Lubbock ready for the end of freezing week, after 5 days of record-breaking cold
LUBBOCK, Texas (KCBD) - The counting continued Thursday afternoon when Lubbock reached 165 continuous hours of temperatures below the freezing mark.
The winter storm that left the area with a week of freezing temperatures broke several daily high and low temperature records and forced Lubbock to a low of zero degrees, the first time since 1989.
“One of the more significant aspects of this event is we have nine straight days, from February 10th to the 18th, with at least a trace of frozen precipitation,” Lubbock NWS Warning Coordination Meteorologist Jody James said. “When you add all these together, the length of the event, the cold, the wind chills, the number of consecutive days with winter precipitation, all of that together in my mind makes this an extremely historic event in terms of winter weather.”
From February 12th to the 16th, each day saw record-breaking minimum high temperatures, ranging form 14 to 22 degrees. Three of those days also had record lows of 0 to 5 degrees.
“If you look back, the historical record, whether it’s severe weather, warmth, heat waves, cold, it’s always about those extremes,” James said. “The weather nearly always varies from the average, but very few days are actually right at the normal. That’s what we have to live with and that’s why we encourage everyone to be prepared, because we never know what’s coming in spring, summer winter. We have to be prepared for those extremes and this was definitely an extreme event.”

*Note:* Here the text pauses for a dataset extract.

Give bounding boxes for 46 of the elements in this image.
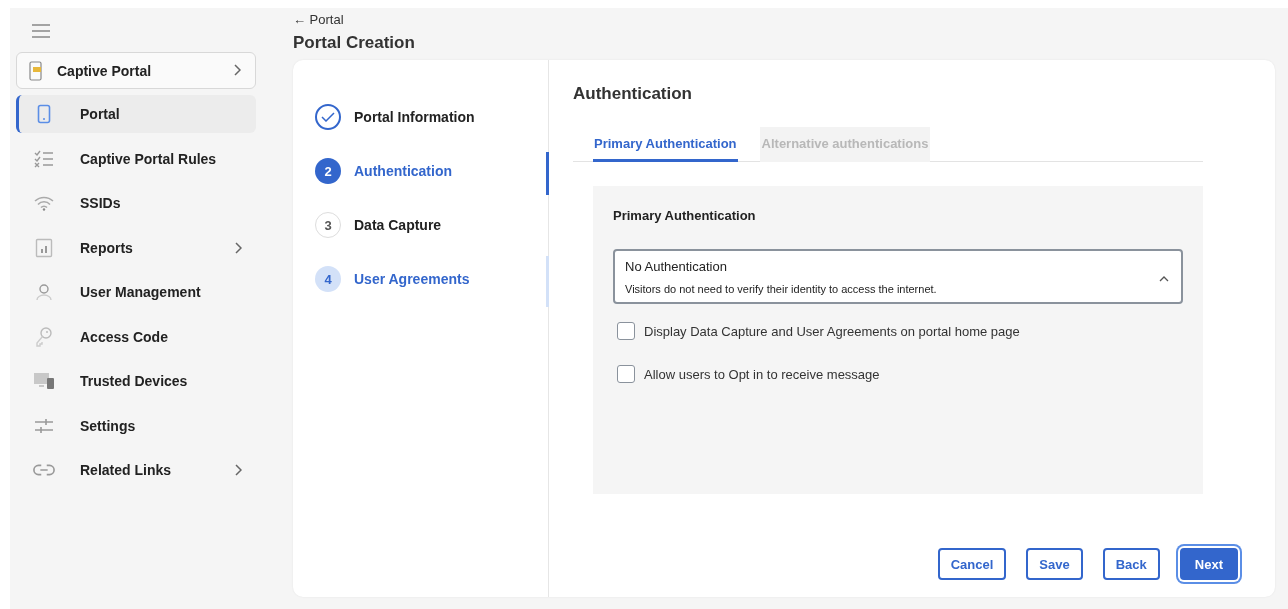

James said the arctic air came as expected but stuck around a bit longer than thought.
“It’s sometimes hard to nudge that out,” James said. “So exactly how long an air mass like this will stay in here, once it settles in, is very, very difficult. It takes a pretty good wind and kind of a change in the jet stream pattern in the low pressure trough at the surface to get that out of here. That didn’t happen.”
Just as the right sequence of atmospheric conditions brought the cold down from the arctic, there’s a right combination of factors, including southwest winds, that are expected to push the cold air out over the weekend. Whether it takes another several decades to return is unknown.
“That cold air has been coming down from that area into our neck of the woods long before humans were here,” James said. “So, I’m sure it will continue. We’ve got to be prepared for that.”